Question

An infinite number of identical charges, each $+q\text{coulomb}$, are placed along $\text{x-}$axis at $x=1\text{m},3\text{m},9\text{m},...$ Calculate the electric field at the point $x=0$ due to these charges.
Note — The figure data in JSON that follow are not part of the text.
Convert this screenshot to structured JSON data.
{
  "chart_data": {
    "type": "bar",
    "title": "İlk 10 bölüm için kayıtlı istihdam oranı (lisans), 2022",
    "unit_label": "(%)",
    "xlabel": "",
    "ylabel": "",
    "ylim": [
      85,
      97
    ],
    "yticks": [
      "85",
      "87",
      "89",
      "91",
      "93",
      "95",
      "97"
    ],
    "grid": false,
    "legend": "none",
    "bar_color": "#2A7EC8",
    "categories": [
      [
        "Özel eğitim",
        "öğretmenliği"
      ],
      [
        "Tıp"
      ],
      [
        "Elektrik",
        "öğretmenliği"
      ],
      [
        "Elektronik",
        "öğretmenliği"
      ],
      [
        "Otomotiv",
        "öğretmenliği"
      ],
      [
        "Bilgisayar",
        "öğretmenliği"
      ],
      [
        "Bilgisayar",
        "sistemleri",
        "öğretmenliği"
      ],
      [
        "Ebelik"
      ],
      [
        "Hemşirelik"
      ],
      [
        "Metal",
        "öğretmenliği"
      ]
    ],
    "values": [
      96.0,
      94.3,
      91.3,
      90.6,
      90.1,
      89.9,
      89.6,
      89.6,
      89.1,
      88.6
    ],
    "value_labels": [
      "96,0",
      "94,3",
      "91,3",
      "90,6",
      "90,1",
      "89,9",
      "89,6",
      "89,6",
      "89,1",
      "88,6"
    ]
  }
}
• A. $\frac{1}{4\pi {\epsilon }_0}\frac{9q}{8}{\text{NC}}^{-1}$
• B. $\frac{1}{4\pi {\epsilon }_0}\frac{9q}{10}{\text{NC}}^{-1}$
• C. $\frac{1}{4\pi {\epsilon }_0}\frac{9q}{7}{\text{NC}}^{-1}$
• D. $\frac{1}{4\pi {\epsilon }_0}\frac{9q}{5}{\text{NC}}^{-1}$

Answer 1

The correct option is A $\frac{1}{4\pi {\epsilon }_0}\frac{9q}{8}{\text{NC}}^{-1}$

Electric field at origin will be resultant of all electric fields due to individual charges.

$E_0=E_1+E_2+E_3+...$

Substituting the values of the electric field due to each charge, we get

$E_0=\frac{kq}{1^2}+\frac{kq}{3^2}+\frac{kq}{9^2}+...$

$\Rightarrow E_0=kq[\frac{1}{1^2}+\frac{1}{3^2}+\frac{1}{9^2}+.....]$

$\Rightarrow E_0=\frac{q}{4\pi {\epsilon }_0}[1+\frac{1}{9}+\frac{1}{81}+...]...\left(1\right)$

As we know that sum of infinite terms of Geometric progression,

$S_{\infty }=\frac{a}{(1-r)}$

Where $a=1$ is the first term and

$r$ is the ratio of two consecutive terms, $r=\frac{b}{a}=\frac{\frac{1}{9}}{1}=\frac{1}{9}$

Now, substituting the values in $\left(1\right)$,

$E_0=\frac{q}{4\pi {\epsilon }_0}\left[\frac{a}{(1-r)}\right]$

$\Rightarrow E_0=\frac{q}{4\pi {\epsilon }_0}\left[\frac{1}{(1-\frac{1}{9})}\right]$

$\Rightarrow E_0=\frac{9}{8}\left(\frac{q}{4\pi {\epsilon }_0}\right)$

Hence, option (a) is correct answer.